Kolkata 2012 Highlights.
♦ the Kolay Wholesale markets located near Sealdah in Central Kolkata.
♦ The crowded back-lane markets at Burra bazaar. This is the oldest wholesale and retail market in Kolkata on Mahatma Gandhi Road.
♦ The fish markets.
♦ The crowded Chitpur shopping area.
♦ The wholesale flower markets near the Howrah Bridge.
♦ Buffet lunch at the Oberoi Grand hotel, a left over symbol of the British colonial era.
My 1965 Impressions of Kolkata.
There is little that can prepare the western visitor for their first encounter with Kolkata. For everything is on such a scale or is so extreme, that it is outside normal anticipation. It is a densely packed city of 14 million people where thousands sleep on the streets and in shanty towns. It is one of the richest cities in India; it has fine colonial style buildings and magnificent palaces, and at the same time it is the home of professional beggars and seething wall-to-wall people. Yet for me Kolkata induced a fascination for this place that both attracts and repels.

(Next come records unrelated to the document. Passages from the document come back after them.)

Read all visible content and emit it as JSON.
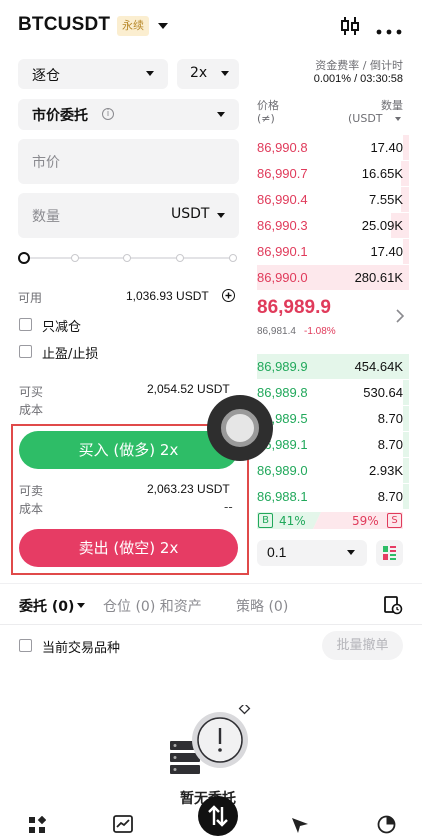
{
  "header": {
    "symbol": "BTCUSDT",
    "badge": "永续"
  },
  "margin_mode": "逐仓",
  "leverage": "2x",
  "order_type": "市价委托",
  "price_field": {
    "placeholder": "市价"
  },
  "quantity_field": {
    "placeholder": "数量",
    "unit": "USDT"
  },
  "slider_level_percent": 0,
  "available": {
    "label": "可用",
    "value": "1,036.93 USDT"
  },
  "options": {
    "reduce_only": "只减仓",
    "tp_sl": "止盈/止损"
  },
  "buy": {
    "label_max": "可买",
    "label_cost": "成本",
    "max_value": "2,054.52 USDT",
    "cost_value": "",
    "button": "买入 (做多) 2x"
  },
  "sell": {
    "label_max": "可卖",
    "label_cost": "成本",
    "max_value": "2,063.23 USDT",
    "cost_value": "--",
    "button": "卖出 (做空) 2x"
  },
  "funding": {
    "label": "资金费率 / 倒计时",
    "value": "0.001% / 03:30:58"
  },
  "orderbook": {
    "price_header": "价格",
    "price_unit": "(≠)",
    "qty_header": "数量",
    "qty_unit": "(USDT",
    "asks": [
      {
        "price": "86,990.8",
        "qty": "17.40",
        "depth": 0.04
      },
      {
        "price": "86,990.7",
        "qty": "16.65K",
        "depth": 0.05
      },
      {
        "price": "86,990.4",
        "qty": "7.55K",
        "depth": 0.05
      },
      {
        "price": "86,990.3",
        "qty": "25.09K",
        "depth": 0.12
      },
      {
        "price": "86,990.1",
        "qty": "17.40",
        "depth": 0.04
      },
      {
        "price": "86,990.0",
        "qty": "280.61K",
        "depth": 1.0
      }
    ],
    "last_price": "86,989.9",
    "mark_price": "86,981.4",
    "change": "-1.08%",
    "bids": [
      {
        "price": "86,989.9",
        "qty": "454.64K",
        "depth": 1.0
      },
      {
        "price": "86,989.8",
        "qty": "530.64",
        "depth": 0.04
      },
      {
        "price": "86,989.5",
        "qty": "8.70",
        "depth": 0.04
      },
      {
        "price": "86,989.1",
        "qty": "8.70",
        "depth": 0.04
      },
      {
        "price": "86,989.0",
        "qty": "2.93K",
        "depth": 0.04
      },
      {
        "price": "86,988.1",
        "qty": "8.70",
        "depth": 0.04
      }
    ],
    "ratio": {
      "buy_tag": "B",
      "buy_pct": "41%",
      "sell_pct": "59%",
      "sell_tag": "S",
      "buy_fraction": 0.41
    },
    "precision": "0.1"
  },
  "tabs": {
    "orders": "委托 (0)",
    "positions": "仓位 (0) 和资产",
    "strategy": "策略 (0)"
  },
  "current_pair_only": "当前交易品种",
  "batch_cancel": "批量撤单",
  "empty_text": "暂无委托",
  "colors": {
    "buy": "#2ebd67",
    "sell": "#e63c64",
    "highlight_box": "#e04a4a"
  }
}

♦To experience the essence of this city it is useful to hire a personal guide to walk through some of the areas of the old city. He will keep the beggars away, obtain permission to photograph, get you into good positions that would otherwise be difficult or might offend people nearby and show you places that are not on the normal visitor’s itinerary.
♦ please note my top photographs are not published here as they are reserved for my book.
♦It is advisable to go during the winter months November to February. I went in mid-march and had 5 consecutive days above 400C.